SLALOM computes the DENTIST-S statistic relative to the lead variant to flag outliers among variants in high LD. RAISS then imputes z-scores for a given set of variants using LD-based regression from the remaining variants.
Prepare aligned data
# Use the aligned data from dentist_from_files for consistency
# This ensures allele QC has already been applied
aligned_sumstat <- result_files$sum_stat
LD_mat <- result_files$LD_mat
n_samples <- nrow(vroom(paste0(bfile, ".fam"), col_names = FALSE, show_col_types = FALSE))

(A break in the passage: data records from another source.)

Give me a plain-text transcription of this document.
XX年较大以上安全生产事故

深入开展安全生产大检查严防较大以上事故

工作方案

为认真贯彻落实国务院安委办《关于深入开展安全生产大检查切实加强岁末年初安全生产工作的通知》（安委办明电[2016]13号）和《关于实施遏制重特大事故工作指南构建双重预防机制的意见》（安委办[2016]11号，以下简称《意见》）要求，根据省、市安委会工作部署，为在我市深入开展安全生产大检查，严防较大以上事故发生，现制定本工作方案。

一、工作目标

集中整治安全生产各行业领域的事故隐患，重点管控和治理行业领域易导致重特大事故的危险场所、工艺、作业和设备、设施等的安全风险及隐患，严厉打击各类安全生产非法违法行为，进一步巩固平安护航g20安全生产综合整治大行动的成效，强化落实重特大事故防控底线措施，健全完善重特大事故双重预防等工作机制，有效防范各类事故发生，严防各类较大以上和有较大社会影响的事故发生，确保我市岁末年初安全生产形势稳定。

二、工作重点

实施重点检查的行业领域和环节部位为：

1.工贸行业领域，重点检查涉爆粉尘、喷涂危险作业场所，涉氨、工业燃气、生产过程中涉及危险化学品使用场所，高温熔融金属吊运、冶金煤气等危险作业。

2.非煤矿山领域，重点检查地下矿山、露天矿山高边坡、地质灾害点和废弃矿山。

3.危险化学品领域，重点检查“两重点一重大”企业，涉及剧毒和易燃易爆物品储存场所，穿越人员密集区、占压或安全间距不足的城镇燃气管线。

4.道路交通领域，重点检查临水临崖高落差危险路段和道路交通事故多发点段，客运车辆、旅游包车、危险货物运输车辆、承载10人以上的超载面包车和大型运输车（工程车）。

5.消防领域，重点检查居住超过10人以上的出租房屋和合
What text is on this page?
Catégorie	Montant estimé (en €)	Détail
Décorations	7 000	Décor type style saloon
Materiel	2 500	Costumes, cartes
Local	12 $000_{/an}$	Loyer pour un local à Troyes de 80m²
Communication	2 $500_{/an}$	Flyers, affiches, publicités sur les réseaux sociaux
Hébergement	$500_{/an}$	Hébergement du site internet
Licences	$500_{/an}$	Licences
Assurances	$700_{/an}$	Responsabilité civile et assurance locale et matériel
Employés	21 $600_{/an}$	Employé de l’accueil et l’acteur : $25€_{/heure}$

z_scores <- aligned_sumstat$z
n_snps <- length(z_scores)
cat(sprintf("Aligned data: %d variants, %d reference samples\n", n_snps, n_samples))## Aligned data: 608 variants, 165 reference samples
# Build a position-sorted variant info data frame for RAISS
bim_full <- as.data.frame(vroom(paste0(bfile, ".bim"), col_names = c("chrom", "variant_id", "gd", "pos", "A1", "A2"),
show_col_types = FALSE))
bim_aligned <- bim_full[match(aligned_sumstat$SNP, bim_full$variant_id), ]
# Sort everything by position (required by RAISS)
pos_order <- order(bim_aligned$pos)
ref_panel_df <- data.frame(
chrom = bim_aligned$chrom[pos_order],
pos = bim_aligned$pos[pos_order],
variant_id = bim_aligned$variant_id[pos_order],
A1 = bim_aligned$A1[pos_order],
A2 = bim_aligned$A2[pos_order],
stringsAsFactors = FALSE
)
z_sorted <- z_scores[pos_order]
LD_sorted <- LD_mat[pos_order, pos_order]Run DENTIST (single-window)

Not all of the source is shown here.